Some models of Bluetooth headsets have the ability to connect to a two-way radio via a wired connection. If the headset is not designed to connect to a two-way radio directly, then an adapter may be used. The headset connects to the adapter wirelessly, and the adapter is wired into the radio. The headset user can talk with two-way radio users by pressing the talk button and releasing the button to listen, just as with a two-way radio. The user can use the Push-To-Talk button on the adapter rather than using the button on the radio. Other members of the Bluetooth communications network will not be able to hear the radio users; they will hear only the voice of the headset user who is connected to the two-way radio.

How to set up a network

A Bluetooth communications network or Mesh communications network is an “ad hoc” network. There is no TCIP, no IP address and no use of wi-fi. The network is decentralized, meaning that no routers or access points are needed — just connect the devices to each other and the network is established.

Each headset has the ability to send and receive signals. This means that no involvement from an IT department is required. As the network does not require a cellular signal, no contract with a cellular service provider is required. (While some Bluetooth headsets connect to cellular service via a smartphone, that is not using a Bluetooth network.)

Mesh setup

Setting up a Mesh network is very easy. No pairing is required. Simply push a button on the headset, and it will automatically connect to nearby Mesh headsets. This is because of the nature of the Mesh topography, in which each headset acts as a node on the network, relaying the signal to the next headset. If a user leaves the network coverage area, their headset will automatically reconnect to the network. This is known as a “self-healing” network.

Adding adapters to a Mesh network is a similarly simple process. Once connected, devices stay connected. This is useful for adapters that are installed as stationary signal relays; the adapters are left turned on to extend the range of the network or to route signals around barriers such as large metal objects.

Bluetooth setup

Setting up a Bluetooth network requires pairing. Most people are familiar with the process of pairing their cell phone to a car.

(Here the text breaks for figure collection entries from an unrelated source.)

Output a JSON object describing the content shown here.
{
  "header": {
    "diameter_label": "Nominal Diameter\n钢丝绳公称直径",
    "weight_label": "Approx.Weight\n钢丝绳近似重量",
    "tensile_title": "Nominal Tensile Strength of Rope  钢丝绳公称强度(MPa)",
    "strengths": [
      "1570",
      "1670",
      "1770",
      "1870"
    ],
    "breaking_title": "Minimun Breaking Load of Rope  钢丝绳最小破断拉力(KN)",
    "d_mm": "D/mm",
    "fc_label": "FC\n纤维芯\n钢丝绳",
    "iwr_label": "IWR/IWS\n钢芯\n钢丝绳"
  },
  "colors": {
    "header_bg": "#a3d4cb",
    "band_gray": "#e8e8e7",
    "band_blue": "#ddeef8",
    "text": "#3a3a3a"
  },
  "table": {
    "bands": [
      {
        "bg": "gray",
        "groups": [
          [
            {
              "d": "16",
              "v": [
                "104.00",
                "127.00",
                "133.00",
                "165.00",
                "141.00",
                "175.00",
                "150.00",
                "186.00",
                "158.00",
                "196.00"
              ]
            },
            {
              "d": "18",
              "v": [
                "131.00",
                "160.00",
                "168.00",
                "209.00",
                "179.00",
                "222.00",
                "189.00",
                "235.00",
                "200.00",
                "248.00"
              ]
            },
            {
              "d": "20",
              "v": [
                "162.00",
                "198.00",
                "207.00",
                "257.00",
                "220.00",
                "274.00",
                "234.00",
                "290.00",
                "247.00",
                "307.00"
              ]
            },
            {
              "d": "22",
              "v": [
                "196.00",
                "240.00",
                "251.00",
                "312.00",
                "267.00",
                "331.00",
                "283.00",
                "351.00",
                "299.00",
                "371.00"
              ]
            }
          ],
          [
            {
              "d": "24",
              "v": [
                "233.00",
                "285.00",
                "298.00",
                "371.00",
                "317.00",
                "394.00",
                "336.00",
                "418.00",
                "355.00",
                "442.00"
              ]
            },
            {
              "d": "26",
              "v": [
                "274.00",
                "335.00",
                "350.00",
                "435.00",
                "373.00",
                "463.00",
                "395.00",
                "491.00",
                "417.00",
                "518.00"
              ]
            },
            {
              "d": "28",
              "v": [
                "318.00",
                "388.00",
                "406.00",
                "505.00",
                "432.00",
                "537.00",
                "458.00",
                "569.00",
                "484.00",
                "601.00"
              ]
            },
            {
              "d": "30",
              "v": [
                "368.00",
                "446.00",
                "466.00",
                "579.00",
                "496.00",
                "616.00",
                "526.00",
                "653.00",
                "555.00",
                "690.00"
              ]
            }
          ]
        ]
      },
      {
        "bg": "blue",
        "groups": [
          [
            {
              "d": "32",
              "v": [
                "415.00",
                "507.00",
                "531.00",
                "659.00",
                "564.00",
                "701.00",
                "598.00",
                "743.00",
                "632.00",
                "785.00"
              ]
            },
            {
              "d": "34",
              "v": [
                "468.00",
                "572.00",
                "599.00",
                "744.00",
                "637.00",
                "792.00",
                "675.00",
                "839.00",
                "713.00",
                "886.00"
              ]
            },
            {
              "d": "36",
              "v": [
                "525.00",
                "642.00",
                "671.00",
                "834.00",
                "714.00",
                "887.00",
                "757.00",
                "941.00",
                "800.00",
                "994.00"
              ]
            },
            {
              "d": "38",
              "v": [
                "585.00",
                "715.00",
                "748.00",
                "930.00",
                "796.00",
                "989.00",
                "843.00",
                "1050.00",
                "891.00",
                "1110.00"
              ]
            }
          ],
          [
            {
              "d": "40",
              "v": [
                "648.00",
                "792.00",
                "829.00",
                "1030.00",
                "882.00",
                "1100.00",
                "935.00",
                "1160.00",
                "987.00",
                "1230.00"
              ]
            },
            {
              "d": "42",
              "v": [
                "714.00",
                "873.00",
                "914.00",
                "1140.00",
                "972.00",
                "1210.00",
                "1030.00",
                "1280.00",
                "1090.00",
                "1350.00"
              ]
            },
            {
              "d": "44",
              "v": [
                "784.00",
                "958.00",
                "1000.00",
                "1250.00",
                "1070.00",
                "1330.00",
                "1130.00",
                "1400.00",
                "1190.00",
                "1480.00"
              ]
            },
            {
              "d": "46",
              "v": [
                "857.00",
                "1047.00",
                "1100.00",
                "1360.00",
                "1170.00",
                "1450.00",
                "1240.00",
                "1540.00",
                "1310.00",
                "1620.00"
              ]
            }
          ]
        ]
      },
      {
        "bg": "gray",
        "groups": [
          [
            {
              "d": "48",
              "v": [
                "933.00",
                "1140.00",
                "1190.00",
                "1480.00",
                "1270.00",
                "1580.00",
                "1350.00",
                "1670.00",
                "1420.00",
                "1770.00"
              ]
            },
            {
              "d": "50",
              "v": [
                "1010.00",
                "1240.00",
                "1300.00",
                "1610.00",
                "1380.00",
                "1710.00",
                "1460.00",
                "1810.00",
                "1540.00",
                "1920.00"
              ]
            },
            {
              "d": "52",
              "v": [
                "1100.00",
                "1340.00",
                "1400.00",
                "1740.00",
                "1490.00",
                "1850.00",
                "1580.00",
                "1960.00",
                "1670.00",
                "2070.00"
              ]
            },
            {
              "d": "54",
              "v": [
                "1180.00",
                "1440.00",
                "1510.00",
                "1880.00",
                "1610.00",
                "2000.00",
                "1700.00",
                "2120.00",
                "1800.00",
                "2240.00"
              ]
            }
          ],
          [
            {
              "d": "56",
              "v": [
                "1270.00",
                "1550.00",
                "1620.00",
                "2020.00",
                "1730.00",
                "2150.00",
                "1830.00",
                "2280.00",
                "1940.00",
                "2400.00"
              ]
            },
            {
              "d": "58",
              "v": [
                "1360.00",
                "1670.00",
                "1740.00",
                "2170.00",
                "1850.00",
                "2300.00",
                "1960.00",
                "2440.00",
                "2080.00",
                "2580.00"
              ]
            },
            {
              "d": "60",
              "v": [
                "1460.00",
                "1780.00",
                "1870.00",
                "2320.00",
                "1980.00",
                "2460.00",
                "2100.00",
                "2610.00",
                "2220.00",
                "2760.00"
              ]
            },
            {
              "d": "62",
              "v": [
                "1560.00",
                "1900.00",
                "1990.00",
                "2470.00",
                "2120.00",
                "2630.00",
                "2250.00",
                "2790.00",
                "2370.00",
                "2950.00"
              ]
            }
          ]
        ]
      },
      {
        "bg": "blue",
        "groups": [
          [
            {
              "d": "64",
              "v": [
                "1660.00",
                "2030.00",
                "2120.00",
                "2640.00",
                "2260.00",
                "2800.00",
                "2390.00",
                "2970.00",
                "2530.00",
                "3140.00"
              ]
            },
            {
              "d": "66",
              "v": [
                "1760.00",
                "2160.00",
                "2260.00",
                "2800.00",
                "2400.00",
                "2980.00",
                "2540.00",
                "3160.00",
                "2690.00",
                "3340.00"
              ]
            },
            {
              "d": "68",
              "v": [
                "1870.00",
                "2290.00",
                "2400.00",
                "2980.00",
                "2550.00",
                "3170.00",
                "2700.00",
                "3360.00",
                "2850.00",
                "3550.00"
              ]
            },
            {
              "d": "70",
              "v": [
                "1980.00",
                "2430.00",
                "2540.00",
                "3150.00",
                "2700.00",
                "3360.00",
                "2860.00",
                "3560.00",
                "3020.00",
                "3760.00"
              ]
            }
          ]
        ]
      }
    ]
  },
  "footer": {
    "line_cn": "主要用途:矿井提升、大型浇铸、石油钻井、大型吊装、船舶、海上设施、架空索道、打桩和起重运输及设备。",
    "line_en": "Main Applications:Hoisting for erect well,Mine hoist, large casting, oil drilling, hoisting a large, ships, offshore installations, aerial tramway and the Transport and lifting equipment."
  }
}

The process of pairing headsets together is similar to pairing a headset to a Bluetooth-enabled device.


Bluetooth headsets range in price from about $250 to $400, depending on features such as range and battery life. Generally, a Mesh headset costs 20% more than the most expensive Bluetooth headset.

Bluetooth headsets form an economical network, especially if some of the workers use their own devices (up to two devices out of four.)

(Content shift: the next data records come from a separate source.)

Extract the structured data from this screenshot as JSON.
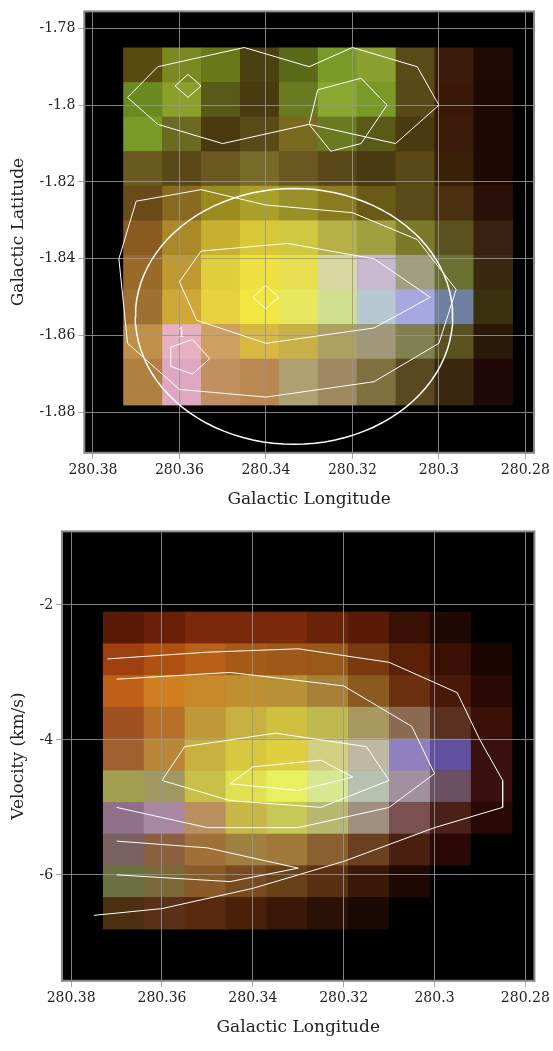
{
  "chart_data": [
    {
      "type": "image",
      "x_label": "Galactic Longitude",
      "y_label": "Galactic Latitude",
      "xlim": [
        280.382,
        280.278
      ],
      "ylim": [
        -1.8905,
        -1.7756
      ],
      "xticks": [
        280.38,
        280.36,
        280.34,
        280.32,
        280.3,
        280.28
      ],
      "yticks": [
        -1.78,
        -1.8,
        -1.82,
        -1.84,
        -1.86,
        -1.88
      ],
      "grid": true,
      "image": {
        "x_edges": [
          280.373,
          280.364,
          280.355,
          280.346,
          280.337,
          280.328,
          280.319,
          280.31,
          280.301,
          280.292,
          280.283
        ],
        "y_edges": [
          -1.785,
          -1.794,
          -1.803,
          -1.812,
          -1.821,
          -1.83,
          -1.839,
          -1.848,
          -1.857,
          -1.866,
          -1.878
        ],
        "colors": [
          [
            "#5a4a10",
            "#7a8a20",
            "#6a7a18",
            "#4a4010",
            "#5a6a18",
            "#7a9a28",
            "#8aa030",
            "#5a4a18",
            "#3a1a08",
            "#200a05"
          ],
          [
            "#6a8a20",
            "#8aa028",
            "#5a5a18",
            "#4a3a10",
            "#6a7a20",
            "#8aa830",
            "#7a9a28",
            "#5a4818",
            "#3a1808",
            "#200805"
          ],
          [
            "#7a9a28",
            "#6a6a20",
            "#4a3a10",
            "#5a4a18",
            "#7a6a20",
            "#6a7a20",
            "#5a5a18",
            "#4a3a10",
            "#3a1a08",
            "#200805"
          ],
          [
            "#6a5a20",
            "#5a4818",
            "#6a5820",
            "#7a6a28",
            "#6a5820",
            "#5a4818",
            "#4a3a12",
            "#5a4818",
            "#3a2008",
            "#200805"
          ],
          [
            "#6a4a18",
            "#8a6a20",
            "#9a8a20",
            "#aaa028",
            "#9a9028",
            "#8a7a20",
            "#6a5a18",
            "#5a4a18",
            "#4a3010",
            "#2a1008"
          ],
          [
            "#8a5a20",
            "#aa8a28",
            "#c8b030",
            "#d8c838",
            "#d0c840",
            "#b8b048",
            "#a0a040",
            "#7a7a28",
            "#5a5020",
            "#3a2010"
          ],
          [
            "#9a6a28",
            "#c09a30",
            "#e0d040",
            "#f0e040",
            "#e8e050",
            "#d8d8a0",
            "#c8b8d0",
            "#a0a080",
            "#6a7030",
            "#3a2810"
          ],
          [
            "#a07030",
            "#d0a838",
            "#e8d040",
            "#f0e840",
            "#e8e860",
            "#d0e090",
            "#b8c8d0",
            "#a8a8e0",
            "#7080a0",
            "#3a3010"
          ],
          [
            "#c09048",
            "#e8b0c0",
            "#d0a060",
            "#d8b840",
            "#c8b048",
            "#b0a060",
            "#a09878",
            "#808050",
            "#5a5020",
            "#2a1808"
          ],
          [
            "#b08040",
            "#e0a8c0",
            "#c09060",
            "#b88850",
            "#b0a070",
            "#a08860",
            "#807040",
            "#5a4820",
            "#3a2810",
            "#200808"
          ]
        ]
      },
      "contours": {
        "color": "#ffffff",
        "lines": [
          [
            [
              280.37,
              -1.825
            ],
            [
              280.355,
              -1.822
            ],
            [
              280.34,
              -1.826
            ],
            [
              280.32,
              -1.828
            ],
            [
              280.305,
              -1.835
            ],
            [
              280.296,
              -1.848
            ],
            [
              280.3,
              -1.862
            ],
            [
              280.315,
              -1.872
            ],
            [
              280.34,
              -1.876
            ],
            [
              280.36,
              -1.874
            ],
            [
              280.372,
              -1.862
            ],
            [
              280.374,
              -1.84
            ],
            [
              280.37,
              -1.825
            ]
          ],
          [
            [
              280.355,
              -1.838
            ],
            [
              280.335,
              -1.836
            ],
            [
              280.315,
              -1.84
            ],
            [
              280.302,
              -1.85
            ],
            [
              280.315,
              -1.858
            ],
            [
              280.34,
              -1.862
            ],
            [
              280.356,
              -1.856
            ],
            [
              280.36,
              -1.846
            ],
            [
              280.355,
              -1.838
            ]
          ],
          [
            [
              280.343,
              -1.85
            ],
            [
              280.34,
              -1.847
            ],
            [
              280.337,
              -1.85
            ],
            [
              280.34,
              -1.853
            ],
            [
              280.343,
              -1.85
            ]
          ],
          [
            [
              280.362,
              -1.863
            ],
            [
              280.357,
              -1.861
            ],
            [
              280.353,
              -1.866
            ],
            [
              280.357,
              -1.87
            ],
            [
              280.362,
              -1.868
            ],
            [
              280.362,
              -1.863
            ]
          ],
          [
            [
              280.365,
              -1.79
            ],
            [
              280.345,
              -1.785
            ],
            [
              280.33,
              -1.79
            ],
            [
              280.32,
              -1.785
            ],
            [
              280.305,
              -1.79
            ],
            [
              280.3,
              -1.8
            ],
            [
              280.31,
              -1.81
            ],
            [
              280.33,
              -1.805
            ],
            [
              280.35,
              -1.81
            ],
            [
              280.365,
              -1.805
            ],
            [
              280.372,
              -1.798
            ],
            [
              280.365,
              -1.79
            ]
          ],
          [
            [
              280.328,
              -1.796
            ],
            [
              280.318,
              -1.793
            ],
            [
              280.312,
              -1.8
            ],
            [
              280.318,
              -1.81
            ],
            [
              280.325,
              -1.812
            ],
            [
              280.33,
              -1.805
            ],
            [
              280.328,
              -1.796
            ]
          ],
          [
            [
              280.361,
              -1.795
            ],
            [
              280.358,
              -1.792
            ],
            [
              280.355,
              -1.795
            ],
            [
              280.358,
              -1.798
            ],
            [
              280.361,
              -1.795
            ]
          ]
        ]
      },
      "ellipse": {
        "color": "#ffffff",
        "center": [
          280.3335,
          -1.855
        ],
        "semi_axes": [
          0.0367,
          0.0333
        ]
      },
      "annotations": [
        {
          "text": "1",
          "x": 280.3595,
          "y": -1.8595
        }
      ]
    },
    {
      "type": "image",
      "x_label": "Galactic Longitude",
      "y_label": "Velocity (km/s)",
      "xlim": [
        280.382,
        280.278
      ],
      "ylim": [
        -7.57,
        -0.91
      ],
      "xticks": [
        280.38,
        280.36,
        280.34,
        280.32,
        280.3,
        280.28
      ],
      "yticks": [
        -2,
        -4,
        -6
      ],
      "grid": true,
      "image": {
        "x_edges": [
          280.373,
          280.364,
          280.355,
          280.346,
          280.337,
          280.328,
          280.319,
          280.31,
          280.301,
          280.292,
          280.283
        ],
        "y_edges": [
          -2.1,
          -2.57,
          -3.04,
          -3.51,
          -3.98,
          -4.45,
          -4.92,
          -5.39,
          -5.86,
          -6.33,
          -6.8
        ],
        "colors": [
          [
            "#5a1a08",
            "#6a2008",
            "#7a2a0a",
            "#7a2a0a",
            "#7a2a0a",
            "#6a2208",
            "#5a1a08",
            "#3a1005",
            "#200805",
            "#000000"
          ],
          [
            "#a04010",
            "#b05010",
            "#b86018",
            "#a85a18",
            "#a05818",
            "#985818",
            "#7a3a10",
            "#5a2008",
            "#3a1005",
            "#1a0503"
          ],
          [
            "#c06018",
            "#d08020",
            "#c88828",
            "#c09030",
            "#b89038",
            "#a88038",
            "#8a5a20",
            "#6a3010",
            "#4a1808",
            "#2a0805"
          ],
          [
            "#a05020",
            "#b87028",
            "#c09838",
            "#c8b040",
            "#d0c040",
            "#c0b850",
            "#a89860",
            "#8a6a50",
            "#5a3020",
            "#3a1008"
          ],
          [
            "#a06030",
            "#b88838",
            "#c8b040",
            "#d8c840",
            "#e0d040",
            "#d0d080",
            "#c0b8a0",
            "#9080c0",
            "#6050a0",
            "#3a1010"
          ],
          [
            "#a0a050",
            "#a09860",
            "#c8c048",
            "#e0e050",
            "#e8f060",
            "#d8e890",
            "#b8c0b0",
            "#a090a0",
            "#6a5060",
            "#3a1010"
          ],
          [
            "#907088",
            "#a888a0",
            "#b89060",
            "#c8b848",
            "#c8c858",
            "#b8b870",
            "#a09080",
            "#7a5050",
            "#4a2018",
            "#2a0805"
          ],
          [
            "#7a6060",
            "#8a6040",
            "#a07038",
            "#a08040",
            "#a07838",
            "#8a6030",
            "#6a4020",
            "#4a2010",
            "#2a0805",
            "#000000"
          ],
          [
            "#6a7040",
            "#7a6838",
            "#8a5a28",
            "#7a4a20",
            "#6a4018",
            "#5a3010",
            "#3a1808",
            "#200805",
            "#000000",
            "#000000"
          ],
          [
            "#4a3010",
            "#5a3018",
            "#5a2a10",
            "#4a2008",
            "#3a1808",
            "#2a1005",
            "#1a0803",
            "#000000",
            "#000000",
            "#000000"
          ]
        ]
      },
      "contours": {
        "color": "#ffffff",
        "lines": [
          [
            [
              280.372,
              -2.8
            ],
            [
              280.35,
              -2.7
            ],
            [
              280.33,
              -2.65
            ],
            [
              280.31,
              -2.85
            ],
            [
              280.295,
              -3.3
            ],
            [
              280.29,
              -4
            ],
            [
              280.285,
              -4.6
            ],
            [
              280.285,
              -5
            ],
            [
              280.3,
              -5.3
            ],
            [
              280.32,
              -5.8
            ],
            [
              280.34,
              -6.2
            ],
            [
              280.36,
              -6.5
            ],
            [
              280.375,
              -6.6
            ]
          ],
          [
            [
              280.37,
              -3.1
            ],
            [
              280.345,
              -3
            ],
            [
              280.32,
              -3.2
            ],
            [
              280.305,
              -3.8
            ],
            [
              280.3,
              -4.5
            ],
            [
              280.31,
              -5
            ],
            [
              280.33,
              -5.3
            ],
            [
              280.35,
              -5.3
            ],
            [
              280.37,
              -5
            ]
          ],
          [
            [
              280.355,
              -4.1
            ],
            [
              280.335,
              -3.9
            ],
            [
              280.315,
              -4.1
            ],
            [
              280.31,
              -4.6
            ],
            [
              280.325,
              -5
            ],
            [
              280.345,
              -4.9
            ],
            [
              280.36,
              -4.6
            ],
            [
              280.355,
              -4.1
            ]
          ],
          [
            [
              280.34,
              -4.4
            ],
            [
              280.325,
              -4.3
            ],
            [
              280.318,
              -4.55
            ],
            [
              280.33,
              -4.75
            ],
            [
              280.345,
              -4.65
            ],
            [
              280.34,
              -4.4
            ]
          ],
          [
            [
              280.37,
              -5.5
            ],
            [
              280.35,
              -5.6
            ],
            [
              280.33,
              -5.9
            ],
            [
              280.345,
              -6.1
            ],
            [
              280.37,
              -6
            ]
          ]
        ]
      }
    }
  ]
}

Models having built-in hearing protection are available at a slight price premium. Some models also feature water resistance for outdoor use, which may be reflected in the price.


Building a Bluetooth or Mesh wireless communications network is relatively low cost, easy to implement, and does not require support from an IT department. Managers who want to adopt modern wireless communications in their plant can build the system themselves, but they should understand the network options and match them to their teams and work routines.